If you do a web search, you'll find that this user agent is attributed
to being used by "Blue Coat" proxy server products which apparently do
speculative prefetching based on page contents.

What page contents are they prefetching on? - if you look at the source
of one of the wiki pages - we see (e.g., for /GnomeShell)

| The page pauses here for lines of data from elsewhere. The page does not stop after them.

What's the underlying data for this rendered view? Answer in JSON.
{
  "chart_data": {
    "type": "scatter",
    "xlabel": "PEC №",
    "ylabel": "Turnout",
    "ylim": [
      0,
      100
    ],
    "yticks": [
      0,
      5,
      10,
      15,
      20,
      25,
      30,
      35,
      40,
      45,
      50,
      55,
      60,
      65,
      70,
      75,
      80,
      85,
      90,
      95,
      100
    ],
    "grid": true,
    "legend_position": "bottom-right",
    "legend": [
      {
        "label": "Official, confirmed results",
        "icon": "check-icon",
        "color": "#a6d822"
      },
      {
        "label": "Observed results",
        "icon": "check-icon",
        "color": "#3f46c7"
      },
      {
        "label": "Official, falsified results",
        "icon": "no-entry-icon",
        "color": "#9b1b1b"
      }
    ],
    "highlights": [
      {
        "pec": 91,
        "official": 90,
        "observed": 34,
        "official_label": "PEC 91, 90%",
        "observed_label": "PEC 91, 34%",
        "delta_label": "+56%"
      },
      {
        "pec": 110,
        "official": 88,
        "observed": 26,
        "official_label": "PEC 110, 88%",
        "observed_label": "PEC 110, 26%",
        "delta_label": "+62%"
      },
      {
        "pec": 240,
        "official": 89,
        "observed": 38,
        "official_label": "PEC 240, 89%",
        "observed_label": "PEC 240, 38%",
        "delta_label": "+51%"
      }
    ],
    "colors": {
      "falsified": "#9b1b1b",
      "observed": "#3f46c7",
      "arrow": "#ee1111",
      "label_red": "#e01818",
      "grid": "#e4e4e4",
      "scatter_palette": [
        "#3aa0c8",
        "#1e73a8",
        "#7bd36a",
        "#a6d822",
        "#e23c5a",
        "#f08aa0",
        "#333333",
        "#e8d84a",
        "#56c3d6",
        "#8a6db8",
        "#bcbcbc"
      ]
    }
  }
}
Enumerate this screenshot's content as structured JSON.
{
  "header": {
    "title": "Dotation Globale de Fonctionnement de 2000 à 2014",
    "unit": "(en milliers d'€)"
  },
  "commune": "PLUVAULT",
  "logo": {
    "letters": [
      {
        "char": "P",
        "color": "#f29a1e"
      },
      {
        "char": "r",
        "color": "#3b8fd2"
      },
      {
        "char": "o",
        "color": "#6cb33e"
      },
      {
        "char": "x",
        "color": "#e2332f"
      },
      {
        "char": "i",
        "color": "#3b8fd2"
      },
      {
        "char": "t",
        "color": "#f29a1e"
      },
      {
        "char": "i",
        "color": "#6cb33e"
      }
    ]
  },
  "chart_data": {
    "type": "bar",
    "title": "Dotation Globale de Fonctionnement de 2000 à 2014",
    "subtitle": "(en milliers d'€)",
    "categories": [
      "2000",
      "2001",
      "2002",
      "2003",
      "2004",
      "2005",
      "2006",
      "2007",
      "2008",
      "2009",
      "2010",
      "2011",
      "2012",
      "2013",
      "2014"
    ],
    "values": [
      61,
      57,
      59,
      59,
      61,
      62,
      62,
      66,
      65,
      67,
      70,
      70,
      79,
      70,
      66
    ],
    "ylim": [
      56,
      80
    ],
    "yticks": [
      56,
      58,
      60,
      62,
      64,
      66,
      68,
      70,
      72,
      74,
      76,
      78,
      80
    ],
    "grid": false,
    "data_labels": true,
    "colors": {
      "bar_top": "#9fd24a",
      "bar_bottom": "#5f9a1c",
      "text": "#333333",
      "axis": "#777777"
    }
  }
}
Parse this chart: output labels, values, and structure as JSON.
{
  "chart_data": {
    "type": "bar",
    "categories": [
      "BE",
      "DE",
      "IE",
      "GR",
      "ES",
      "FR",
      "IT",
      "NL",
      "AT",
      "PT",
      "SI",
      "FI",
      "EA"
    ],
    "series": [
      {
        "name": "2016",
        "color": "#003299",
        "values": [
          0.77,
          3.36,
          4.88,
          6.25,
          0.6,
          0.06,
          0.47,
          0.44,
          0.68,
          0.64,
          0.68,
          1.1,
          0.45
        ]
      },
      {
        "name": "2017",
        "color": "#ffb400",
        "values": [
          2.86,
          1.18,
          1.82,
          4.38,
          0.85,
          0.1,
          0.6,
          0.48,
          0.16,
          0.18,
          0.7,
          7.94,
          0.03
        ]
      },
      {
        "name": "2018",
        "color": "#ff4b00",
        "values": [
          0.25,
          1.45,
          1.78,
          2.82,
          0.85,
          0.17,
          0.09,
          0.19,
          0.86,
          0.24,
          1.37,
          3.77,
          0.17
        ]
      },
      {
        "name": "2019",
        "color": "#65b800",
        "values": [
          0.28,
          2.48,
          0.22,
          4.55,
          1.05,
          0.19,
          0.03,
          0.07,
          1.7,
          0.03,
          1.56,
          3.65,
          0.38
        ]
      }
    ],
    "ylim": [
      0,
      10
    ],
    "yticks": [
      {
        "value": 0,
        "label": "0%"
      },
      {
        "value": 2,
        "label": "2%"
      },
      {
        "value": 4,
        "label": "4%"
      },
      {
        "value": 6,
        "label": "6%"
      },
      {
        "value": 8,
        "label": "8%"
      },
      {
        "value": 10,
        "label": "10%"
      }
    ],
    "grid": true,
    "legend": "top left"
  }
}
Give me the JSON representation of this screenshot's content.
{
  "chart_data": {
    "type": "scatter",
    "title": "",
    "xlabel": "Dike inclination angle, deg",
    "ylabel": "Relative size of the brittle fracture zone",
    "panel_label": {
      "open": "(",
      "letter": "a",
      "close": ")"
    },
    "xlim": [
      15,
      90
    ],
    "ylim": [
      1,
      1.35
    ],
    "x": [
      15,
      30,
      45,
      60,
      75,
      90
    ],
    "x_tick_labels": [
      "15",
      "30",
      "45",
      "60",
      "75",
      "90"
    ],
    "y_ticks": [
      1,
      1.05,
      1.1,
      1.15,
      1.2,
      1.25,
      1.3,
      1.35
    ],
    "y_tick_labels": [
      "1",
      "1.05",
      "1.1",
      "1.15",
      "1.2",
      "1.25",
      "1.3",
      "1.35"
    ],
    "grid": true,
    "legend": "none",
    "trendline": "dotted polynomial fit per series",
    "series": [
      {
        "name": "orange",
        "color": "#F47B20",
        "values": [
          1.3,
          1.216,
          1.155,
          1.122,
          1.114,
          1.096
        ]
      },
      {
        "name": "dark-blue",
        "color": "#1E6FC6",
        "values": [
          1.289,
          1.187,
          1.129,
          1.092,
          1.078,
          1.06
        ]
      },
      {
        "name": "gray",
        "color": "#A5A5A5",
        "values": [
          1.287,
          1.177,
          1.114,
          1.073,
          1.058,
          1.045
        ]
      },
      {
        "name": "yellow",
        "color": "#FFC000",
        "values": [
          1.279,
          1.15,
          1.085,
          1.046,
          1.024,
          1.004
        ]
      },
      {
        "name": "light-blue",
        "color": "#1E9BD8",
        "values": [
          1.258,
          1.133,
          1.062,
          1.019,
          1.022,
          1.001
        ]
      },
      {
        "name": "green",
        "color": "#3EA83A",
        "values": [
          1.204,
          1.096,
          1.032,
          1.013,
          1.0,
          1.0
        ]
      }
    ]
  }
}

<link rel="Start" href="/Home">
<link rel="Alternate" title="Wiki Markup" href="/GnomeShell?action=raw">
<link rel="Alternate" media="print" title="Print View" href="/GnomeShell?action=print">
<link rel="Search" href="/FindPage">
<link rel="Index" href="/TitleIndex">
<link rel="Glossary" href="/WordIndex">
<link rel="Help" href="/HelpOnFormatting">

There are in fact *no* obvious links to /TitleIndex and /WordIndex or to the
printable versions of pages anywhere in the page, and I'm not aware of any current
browsers that present these links content in the user interface. So to
summarize:

 Our performance on live.gnome.org is being killed by speculative
 prefetching on URLs that are added because they seemed like a good
 idea but have no actual purpose on the page.

Possible fixes:

 - Block /TitleIndex and /WordIndex entirely - they aren't useful pages
 - Block the Blue Coat fetches by User Agent (this, however, apparently
   doesn't get all the prefetches, sometimes it uses the user agent
   of the requesting client.)
 - Use apache's mod_cache facilities to cache /TitleIndex, /WordIndex
 - Patch Moin to omit this section of the pages

Don't have a lot of opinion which one of these or combination of these 
is best - the last one makes some sense to me.